É neste quadro, complexo e multifacetado, que se decidirá a divulgação científica do futuro. A tarefa de restabelecer o vínculo da universidade com a sociedade deverá estar no centro das atenções, num tempo em que o futuro da humanidade estará em jogo com a reengenharia do corpo humano e a urgência de criar um mundo habitável com uma população estratosférica e a proliferação do terceiro mundo dentro do primeiro mundo: o desafio será então preparar a sociedade, esclarecer os indivíduos e oferecer-lhes uma cultura laica à altura dos novos tempos. E o que é importante: em alternativa ao fundamentalismo religioso, com suas certezas e suas vantagens – para um assunto sabidamente de elaboração difícil e com respostas muitas vezes controversas e pouco convincentes – de proporcionar ao indivíduo a simplicidade do dogma e a facilidade de seguir às escuras a regra.

Na outra ponta da divulgação, projetos como o Ciência na Praça deverão receber todo o apoio como espaço de encontro entre a ciência e a sociedade.

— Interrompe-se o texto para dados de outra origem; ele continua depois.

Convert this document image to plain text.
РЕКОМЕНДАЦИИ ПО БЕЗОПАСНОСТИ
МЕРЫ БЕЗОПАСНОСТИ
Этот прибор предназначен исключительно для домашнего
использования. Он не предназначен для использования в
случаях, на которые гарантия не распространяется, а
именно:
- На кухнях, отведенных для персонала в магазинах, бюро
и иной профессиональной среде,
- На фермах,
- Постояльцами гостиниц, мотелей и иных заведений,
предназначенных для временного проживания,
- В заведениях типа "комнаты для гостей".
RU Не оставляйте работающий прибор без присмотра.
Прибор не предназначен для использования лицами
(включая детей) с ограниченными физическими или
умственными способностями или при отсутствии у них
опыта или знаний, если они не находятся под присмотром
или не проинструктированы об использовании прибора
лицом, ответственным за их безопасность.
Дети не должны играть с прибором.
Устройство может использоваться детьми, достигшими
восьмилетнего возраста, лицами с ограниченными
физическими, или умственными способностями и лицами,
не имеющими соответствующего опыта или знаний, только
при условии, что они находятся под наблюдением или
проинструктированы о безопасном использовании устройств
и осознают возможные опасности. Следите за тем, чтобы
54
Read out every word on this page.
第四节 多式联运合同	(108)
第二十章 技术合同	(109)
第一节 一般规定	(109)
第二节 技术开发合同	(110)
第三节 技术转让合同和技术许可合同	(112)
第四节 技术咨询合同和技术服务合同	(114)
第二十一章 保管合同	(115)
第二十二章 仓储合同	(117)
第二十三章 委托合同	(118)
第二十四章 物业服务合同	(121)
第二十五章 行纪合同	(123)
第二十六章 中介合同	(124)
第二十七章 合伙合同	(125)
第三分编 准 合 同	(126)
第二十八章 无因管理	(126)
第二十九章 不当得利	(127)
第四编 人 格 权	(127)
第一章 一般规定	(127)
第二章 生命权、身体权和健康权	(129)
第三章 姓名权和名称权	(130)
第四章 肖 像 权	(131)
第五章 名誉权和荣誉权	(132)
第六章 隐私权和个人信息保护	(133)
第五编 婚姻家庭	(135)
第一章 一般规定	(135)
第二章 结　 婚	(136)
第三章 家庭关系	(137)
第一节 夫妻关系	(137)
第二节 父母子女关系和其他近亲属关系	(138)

Simultaneamente, numa época em que as diversas retomadas do evolucionismo e a questão ambiental solicitam a maior das atenções dos governos, das sociedades e das universidades, espaços como o Museu de História Natural e Jardim Botânico da UFMG deverão ser repensados e ter um novo desenho, sob pena de desaparecer na irrelevância. Por fim, espaços novos deverão ser priorizados, como os meios de divulgação eletrônica, de largo uso na rede e muitos já se impondo sobre as formas tradicionais.
Os próximos 80 anos estarão bem perto de nós e poderemos dar-lhes o melhor de cada um – de nós, hoje, e das gerações que virão.